Indiana C-stores Appeal Cold Beer Ruling
INDIANAPOLIS -- The Indiana Petroleum Marketers and Convenience Store Association (IPCA) is fighting a judge's decision to reject its attempt to overturn a state law that prohibits convenience stores from selling cold beer.
The IPCA is challenging Indiana's law governing the sale of cold beer with an appeal in federal court and a lawsuit in state court, according to the association. Its release was posted on WNDU.com.
"Our members and the public understand Indiana's alcohol laws lack common sense, and we are asking the state and federal courts to put an end to this," said IPCA Executive Director Scot Imus. "It is clear the monopoly liquor stores have limits consumer choice and hurts the growth of our state's economy."
In mid-June, a federal judge in the Southern District of Indiana threw out a May 2013 lawsuit seeking to allow convenience stores to sell cold beer in Indiana. In his 34-page ruling, released June 16, District Court Judge Richard Young upheld current state law that only allows package liquor stores to sell beer at "chilled" temperatures, while all other retailers must sell it at room temperature, as CSNews Online previously reported.
In the federal appeal filed July 15 in the U.S. Court of Appeals, Seventh Circuit, IPCA and its members stated "there is no rational basis to allow liquor stores to hold a monopoly on cold beer particularly when their compliance rate with Indiana alcohol laws is so poor.
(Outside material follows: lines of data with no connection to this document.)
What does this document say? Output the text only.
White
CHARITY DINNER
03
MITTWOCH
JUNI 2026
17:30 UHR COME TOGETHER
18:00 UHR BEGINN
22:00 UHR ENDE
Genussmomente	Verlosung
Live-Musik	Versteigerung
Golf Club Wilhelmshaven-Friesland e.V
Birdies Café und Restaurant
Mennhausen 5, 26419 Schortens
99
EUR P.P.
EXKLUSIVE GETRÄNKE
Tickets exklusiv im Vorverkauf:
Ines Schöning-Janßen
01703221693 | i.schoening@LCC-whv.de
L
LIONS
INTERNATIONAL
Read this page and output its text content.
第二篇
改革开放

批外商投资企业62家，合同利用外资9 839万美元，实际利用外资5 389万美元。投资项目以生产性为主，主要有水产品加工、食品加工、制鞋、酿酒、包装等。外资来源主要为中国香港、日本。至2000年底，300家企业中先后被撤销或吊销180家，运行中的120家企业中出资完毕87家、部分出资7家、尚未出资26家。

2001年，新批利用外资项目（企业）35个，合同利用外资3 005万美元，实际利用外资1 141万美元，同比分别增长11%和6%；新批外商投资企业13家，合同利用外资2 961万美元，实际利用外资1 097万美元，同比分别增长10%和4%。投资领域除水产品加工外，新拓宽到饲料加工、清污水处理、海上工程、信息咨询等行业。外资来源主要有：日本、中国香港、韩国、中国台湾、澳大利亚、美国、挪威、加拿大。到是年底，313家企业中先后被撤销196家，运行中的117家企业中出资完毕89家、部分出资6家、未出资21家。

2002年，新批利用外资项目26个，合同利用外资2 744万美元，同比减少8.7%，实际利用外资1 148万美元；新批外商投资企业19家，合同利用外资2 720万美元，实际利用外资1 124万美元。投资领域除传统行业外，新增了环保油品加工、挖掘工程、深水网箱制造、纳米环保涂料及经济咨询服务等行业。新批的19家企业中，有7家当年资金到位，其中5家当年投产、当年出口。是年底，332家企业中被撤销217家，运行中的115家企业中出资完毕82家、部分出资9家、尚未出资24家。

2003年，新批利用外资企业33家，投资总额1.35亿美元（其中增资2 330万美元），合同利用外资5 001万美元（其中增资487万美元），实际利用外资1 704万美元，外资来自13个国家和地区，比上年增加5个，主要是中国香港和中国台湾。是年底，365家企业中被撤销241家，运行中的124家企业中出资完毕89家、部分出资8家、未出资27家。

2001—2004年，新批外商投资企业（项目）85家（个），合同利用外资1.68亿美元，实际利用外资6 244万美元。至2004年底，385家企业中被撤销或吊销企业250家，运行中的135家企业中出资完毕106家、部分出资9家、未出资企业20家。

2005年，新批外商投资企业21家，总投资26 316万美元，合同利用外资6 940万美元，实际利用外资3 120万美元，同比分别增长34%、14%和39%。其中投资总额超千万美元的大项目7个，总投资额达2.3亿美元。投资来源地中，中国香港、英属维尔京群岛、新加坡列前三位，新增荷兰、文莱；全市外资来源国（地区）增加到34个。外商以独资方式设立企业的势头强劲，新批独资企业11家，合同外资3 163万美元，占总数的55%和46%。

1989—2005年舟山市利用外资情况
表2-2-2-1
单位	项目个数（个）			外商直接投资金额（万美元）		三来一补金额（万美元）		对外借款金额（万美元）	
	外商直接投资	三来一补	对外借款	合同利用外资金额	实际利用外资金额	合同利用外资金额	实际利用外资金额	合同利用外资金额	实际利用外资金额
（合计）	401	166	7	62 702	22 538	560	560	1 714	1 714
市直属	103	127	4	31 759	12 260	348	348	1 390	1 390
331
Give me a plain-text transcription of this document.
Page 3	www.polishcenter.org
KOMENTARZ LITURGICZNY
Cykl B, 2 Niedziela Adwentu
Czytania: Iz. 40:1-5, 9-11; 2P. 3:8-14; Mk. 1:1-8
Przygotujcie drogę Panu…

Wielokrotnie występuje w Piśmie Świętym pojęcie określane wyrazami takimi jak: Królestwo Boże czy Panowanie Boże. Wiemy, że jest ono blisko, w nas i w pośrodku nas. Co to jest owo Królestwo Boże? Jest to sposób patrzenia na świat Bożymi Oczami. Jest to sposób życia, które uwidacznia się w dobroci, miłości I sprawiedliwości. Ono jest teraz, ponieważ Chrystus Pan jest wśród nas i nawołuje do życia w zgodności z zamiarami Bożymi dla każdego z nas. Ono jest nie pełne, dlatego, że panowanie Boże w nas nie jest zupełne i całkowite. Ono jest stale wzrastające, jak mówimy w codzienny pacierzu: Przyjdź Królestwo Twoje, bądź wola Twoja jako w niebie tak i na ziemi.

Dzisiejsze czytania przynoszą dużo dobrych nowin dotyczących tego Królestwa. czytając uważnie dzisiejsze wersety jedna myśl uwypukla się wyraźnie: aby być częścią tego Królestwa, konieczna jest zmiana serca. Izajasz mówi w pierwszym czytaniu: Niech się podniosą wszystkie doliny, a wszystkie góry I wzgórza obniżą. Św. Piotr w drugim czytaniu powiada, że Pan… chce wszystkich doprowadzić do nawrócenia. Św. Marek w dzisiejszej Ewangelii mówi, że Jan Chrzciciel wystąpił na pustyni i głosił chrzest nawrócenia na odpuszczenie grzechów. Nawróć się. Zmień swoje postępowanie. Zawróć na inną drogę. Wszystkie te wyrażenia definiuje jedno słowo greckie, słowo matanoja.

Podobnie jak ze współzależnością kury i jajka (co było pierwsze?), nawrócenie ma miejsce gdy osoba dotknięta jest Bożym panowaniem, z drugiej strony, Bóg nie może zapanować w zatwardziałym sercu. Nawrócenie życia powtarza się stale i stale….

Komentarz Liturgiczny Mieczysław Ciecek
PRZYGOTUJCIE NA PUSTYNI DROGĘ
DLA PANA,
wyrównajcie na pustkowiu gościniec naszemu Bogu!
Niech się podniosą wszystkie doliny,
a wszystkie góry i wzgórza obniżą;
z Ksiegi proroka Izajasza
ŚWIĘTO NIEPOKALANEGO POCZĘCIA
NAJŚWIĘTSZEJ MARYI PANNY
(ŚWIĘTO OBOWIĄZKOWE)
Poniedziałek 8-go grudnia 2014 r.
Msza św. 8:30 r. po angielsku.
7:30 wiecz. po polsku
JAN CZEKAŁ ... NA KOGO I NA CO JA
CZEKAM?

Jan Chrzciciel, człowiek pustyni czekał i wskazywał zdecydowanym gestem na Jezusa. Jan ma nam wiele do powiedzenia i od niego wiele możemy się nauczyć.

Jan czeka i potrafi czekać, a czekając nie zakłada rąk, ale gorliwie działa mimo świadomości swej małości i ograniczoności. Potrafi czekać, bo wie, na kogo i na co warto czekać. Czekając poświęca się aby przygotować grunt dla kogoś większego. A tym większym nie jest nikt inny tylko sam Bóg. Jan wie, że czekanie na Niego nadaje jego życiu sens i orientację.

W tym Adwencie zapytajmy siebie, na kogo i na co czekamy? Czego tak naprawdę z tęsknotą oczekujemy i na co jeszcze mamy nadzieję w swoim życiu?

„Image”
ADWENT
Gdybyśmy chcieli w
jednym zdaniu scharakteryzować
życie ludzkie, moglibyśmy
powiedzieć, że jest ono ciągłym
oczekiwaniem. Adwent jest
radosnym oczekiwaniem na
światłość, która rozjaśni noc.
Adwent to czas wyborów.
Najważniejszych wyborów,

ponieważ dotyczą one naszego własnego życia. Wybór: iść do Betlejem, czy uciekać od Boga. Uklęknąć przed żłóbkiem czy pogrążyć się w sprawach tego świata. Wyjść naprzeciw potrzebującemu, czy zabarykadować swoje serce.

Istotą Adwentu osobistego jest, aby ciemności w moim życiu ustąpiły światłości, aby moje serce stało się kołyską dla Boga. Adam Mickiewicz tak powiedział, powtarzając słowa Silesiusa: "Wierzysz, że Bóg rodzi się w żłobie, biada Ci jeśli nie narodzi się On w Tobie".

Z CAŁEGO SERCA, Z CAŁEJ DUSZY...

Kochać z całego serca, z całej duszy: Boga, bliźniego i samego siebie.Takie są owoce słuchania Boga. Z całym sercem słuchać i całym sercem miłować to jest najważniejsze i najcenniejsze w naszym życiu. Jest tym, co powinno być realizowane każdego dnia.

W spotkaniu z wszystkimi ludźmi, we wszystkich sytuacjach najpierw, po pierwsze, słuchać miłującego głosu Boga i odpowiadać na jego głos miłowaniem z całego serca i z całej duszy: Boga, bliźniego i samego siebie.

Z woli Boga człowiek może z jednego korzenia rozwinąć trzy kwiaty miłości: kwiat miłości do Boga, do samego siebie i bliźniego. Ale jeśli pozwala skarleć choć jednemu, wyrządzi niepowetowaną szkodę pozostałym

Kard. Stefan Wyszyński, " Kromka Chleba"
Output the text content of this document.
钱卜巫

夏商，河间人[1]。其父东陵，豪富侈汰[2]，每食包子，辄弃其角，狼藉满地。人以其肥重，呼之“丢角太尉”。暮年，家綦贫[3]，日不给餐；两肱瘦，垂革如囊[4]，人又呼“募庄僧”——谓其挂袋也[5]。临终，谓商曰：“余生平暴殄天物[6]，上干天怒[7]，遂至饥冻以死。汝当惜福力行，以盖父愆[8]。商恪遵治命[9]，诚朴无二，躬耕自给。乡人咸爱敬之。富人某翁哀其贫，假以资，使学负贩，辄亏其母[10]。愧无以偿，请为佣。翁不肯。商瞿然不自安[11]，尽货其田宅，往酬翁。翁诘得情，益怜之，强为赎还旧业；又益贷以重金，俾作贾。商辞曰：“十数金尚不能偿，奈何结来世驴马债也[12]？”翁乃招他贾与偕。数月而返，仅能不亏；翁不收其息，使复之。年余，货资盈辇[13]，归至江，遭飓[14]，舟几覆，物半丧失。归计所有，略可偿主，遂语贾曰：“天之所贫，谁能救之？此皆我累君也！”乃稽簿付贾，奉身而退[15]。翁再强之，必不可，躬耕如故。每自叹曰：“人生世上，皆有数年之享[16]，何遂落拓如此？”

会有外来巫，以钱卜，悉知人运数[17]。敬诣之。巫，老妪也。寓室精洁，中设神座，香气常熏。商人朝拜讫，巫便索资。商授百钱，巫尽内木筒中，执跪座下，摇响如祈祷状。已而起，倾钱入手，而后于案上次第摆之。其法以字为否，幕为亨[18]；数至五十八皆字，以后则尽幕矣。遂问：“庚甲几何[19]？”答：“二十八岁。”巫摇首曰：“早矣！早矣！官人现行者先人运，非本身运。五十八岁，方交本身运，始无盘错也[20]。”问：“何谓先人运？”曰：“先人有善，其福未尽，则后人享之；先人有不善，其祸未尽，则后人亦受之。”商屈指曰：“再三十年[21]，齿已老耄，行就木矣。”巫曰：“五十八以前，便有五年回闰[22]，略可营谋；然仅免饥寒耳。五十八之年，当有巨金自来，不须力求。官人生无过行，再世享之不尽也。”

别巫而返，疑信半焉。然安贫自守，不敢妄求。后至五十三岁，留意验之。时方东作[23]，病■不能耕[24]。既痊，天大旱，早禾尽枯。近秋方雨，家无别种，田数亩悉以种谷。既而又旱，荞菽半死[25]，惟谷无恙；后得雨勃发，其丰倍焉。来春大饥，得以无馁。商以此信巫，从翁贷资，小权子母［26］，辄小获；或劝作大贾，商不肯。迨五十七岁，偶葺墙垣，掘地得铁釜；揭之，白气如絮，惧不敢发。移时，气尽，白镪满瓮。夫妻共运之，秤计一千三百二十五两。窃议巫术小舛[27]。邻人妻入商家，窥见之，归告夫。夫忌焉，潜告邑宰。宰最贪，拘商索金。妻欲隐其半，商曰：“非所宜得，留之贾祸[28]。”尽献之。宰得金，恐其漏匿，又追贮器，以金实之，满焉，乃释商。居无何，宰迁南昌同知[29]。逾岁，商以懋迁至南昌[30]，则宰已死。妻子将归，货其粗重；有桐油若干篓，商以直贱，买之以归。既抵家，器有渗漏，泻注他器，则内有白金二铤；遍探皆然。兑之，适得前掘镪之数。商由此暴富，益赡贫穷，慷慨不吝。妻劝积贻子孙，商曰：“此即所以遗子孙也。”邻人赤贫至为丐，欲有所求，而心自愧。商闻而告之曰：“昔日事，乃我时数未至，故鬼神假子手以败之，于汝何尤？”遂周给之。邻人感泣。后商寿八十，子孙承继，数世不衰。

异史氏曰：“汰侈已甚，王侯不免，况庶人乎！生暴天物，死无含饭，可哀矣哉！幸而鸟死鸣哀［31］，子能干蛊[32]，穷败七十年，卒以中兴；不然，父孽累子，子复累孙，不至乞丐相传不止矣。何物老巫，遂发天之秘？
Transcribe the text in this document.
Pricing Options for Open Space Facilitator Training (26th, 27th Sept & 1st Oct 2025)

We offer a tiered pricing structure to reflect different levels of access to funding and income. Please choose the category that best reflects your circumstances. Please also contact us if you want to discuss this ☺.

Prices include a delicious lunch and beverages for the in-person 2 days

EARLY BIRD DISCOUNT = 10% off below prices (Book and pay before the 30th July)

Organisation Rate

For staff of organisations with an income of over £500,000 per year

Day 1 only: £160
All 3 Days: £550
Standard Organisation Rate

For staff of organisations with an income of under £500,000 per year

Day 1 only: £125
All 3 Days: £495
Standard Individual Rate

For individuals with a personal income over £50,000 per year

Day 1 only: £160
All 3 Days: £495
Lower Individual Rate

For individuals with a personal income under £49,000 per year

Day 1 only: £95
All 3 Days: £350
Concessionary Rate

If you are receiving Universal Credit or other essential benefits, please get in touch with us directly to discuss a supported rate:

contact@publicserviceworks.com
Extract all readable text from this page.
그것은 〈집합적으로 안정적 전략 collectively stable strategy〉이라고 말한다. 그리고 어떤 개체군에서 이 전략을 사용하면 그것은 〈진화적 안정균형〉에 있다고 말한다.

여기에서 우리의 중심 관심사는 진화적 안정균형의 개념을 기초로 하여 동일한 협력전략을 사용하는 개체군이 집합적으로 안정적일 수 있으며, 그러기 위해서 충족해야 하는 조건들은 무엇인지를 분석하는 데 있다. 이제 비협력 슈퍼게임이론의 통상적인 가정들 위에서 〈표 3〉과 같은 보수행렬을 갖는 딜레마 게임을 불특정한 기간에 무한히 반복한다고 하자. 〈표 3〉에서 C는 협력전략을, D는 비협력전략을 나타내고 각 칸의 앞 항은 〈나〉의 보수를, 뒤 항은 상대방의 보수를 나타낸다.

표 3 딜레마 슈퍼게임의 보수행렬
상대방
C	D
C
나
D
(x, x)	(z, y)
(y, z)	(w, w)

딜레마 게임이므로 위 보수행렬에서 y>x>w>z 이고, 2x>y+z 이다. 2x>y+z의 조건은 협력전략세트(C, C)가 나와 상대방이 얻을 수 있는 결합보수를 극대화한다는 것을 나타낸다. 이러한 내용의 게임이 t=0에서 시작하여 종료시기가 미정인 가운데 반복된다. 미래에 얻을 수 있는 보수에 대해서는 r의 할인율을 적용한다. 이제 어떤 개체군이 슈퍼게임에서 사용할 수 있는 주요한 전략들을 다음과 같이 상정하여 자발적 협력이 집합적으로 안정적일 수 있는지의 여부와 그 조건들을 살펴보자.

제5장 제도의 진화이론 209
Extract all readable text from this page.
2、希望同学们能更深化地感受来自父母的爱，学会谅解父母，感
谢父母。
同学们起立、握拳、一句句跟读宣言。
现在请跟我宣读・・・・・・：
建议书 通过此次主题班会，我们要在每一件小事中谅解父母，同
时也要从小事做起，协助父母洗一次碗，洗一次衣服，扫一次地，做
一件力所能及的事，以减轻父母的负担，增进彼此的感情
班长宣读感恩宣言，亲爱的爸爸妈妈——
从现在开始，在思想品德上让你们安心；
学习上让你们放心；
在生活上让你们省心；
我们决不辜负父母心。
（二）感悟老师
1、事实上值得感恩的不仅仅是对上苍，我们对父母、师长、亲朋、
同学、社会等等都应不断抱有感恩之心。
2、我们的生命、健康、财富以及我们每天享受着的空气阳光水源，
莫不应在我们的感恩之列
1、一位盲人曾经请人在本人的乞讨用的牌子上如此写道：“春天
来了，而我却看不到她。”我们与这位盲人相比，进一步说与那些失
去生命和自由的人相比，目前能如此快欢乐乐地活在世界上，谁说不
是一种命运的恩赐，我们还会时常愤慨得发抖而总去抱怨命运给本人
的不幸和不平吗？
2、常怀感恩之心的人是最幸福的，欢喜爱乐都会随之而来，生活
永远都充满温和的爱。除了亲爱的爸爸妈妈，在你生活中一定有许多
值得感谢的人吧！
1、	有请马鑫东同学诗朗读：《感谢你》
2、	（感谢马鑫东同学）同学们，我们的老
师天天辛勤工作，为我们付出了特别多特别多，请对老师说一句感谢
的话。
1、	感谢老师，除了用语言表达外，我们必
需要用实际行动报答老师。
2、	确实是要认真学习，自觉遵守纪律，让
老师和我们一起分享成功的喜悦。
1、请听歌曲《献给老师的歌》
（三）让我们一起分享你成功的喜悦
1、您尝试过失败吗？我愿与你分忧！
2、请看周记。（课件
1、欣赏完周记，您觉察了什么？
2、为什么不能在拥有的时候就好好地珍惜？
The U.S. District Court's decision in June failed to overturn an archaic law regulating the sale of beer based on temperature."
In addition, the IPCA and its members have filed a lawsuit in Marion County Superior Court claiming Indiana's alcohol law regarding cold beer sales violates the Indiana Constitution.
Under current Indiana law, convenience, grocery and pharmacy stores are only allowed to sell warm beer. The law does not apply to wine products, allowing c-stores to sell these products cold.
According to IPCA, the Indiana Alcohol and Tobacco Commission's figures show that since 2005, liquor stores received 1,877 violations, which equates to 1.73 violations per permit holder. During that same period convenience, grocery and pharmacy stores only received 928 violations or .321 violations per permit holder.
Citing results from the Indiana State Excise Police's Survey of Alcohol Compliance, IPCA also said since 2010, stores with liquor permits averaged an 18.9-percent failure rate when it came to preventing the sale of alcohol to minors. Stores will grocery permits only averaged a 7.7-percent failure rate. Convenience stores are issued grocery store permits.
"Convenience stores' record of compliance clearly demonstrates that owners and associates are responsible retailers who know how to best keep alcohol out of the hands of minors," Imus said. "Employee training programs and technologies are investments convenience stores make to keep their stores safe and successful."
IPCA filed its original lawsuit in May 2013, claiming that Indiana's alcohol law favors one class of retailers over another in violation of the equal protection clause of the U.S. Constitution.
Judge Young rejected the IPCA's claim that the ban on cold beer is "arcane" and said that since the state legislature drew a line on what it would allow and made a case for it, it is not his position to act as a super-legislature and overturn it. He also wrote that allowing c-stores and grocery stores to sell cold beer would increase alcohol sales within the state, making it more difficult for the Indiana State Excise Police to enforce liquor laws.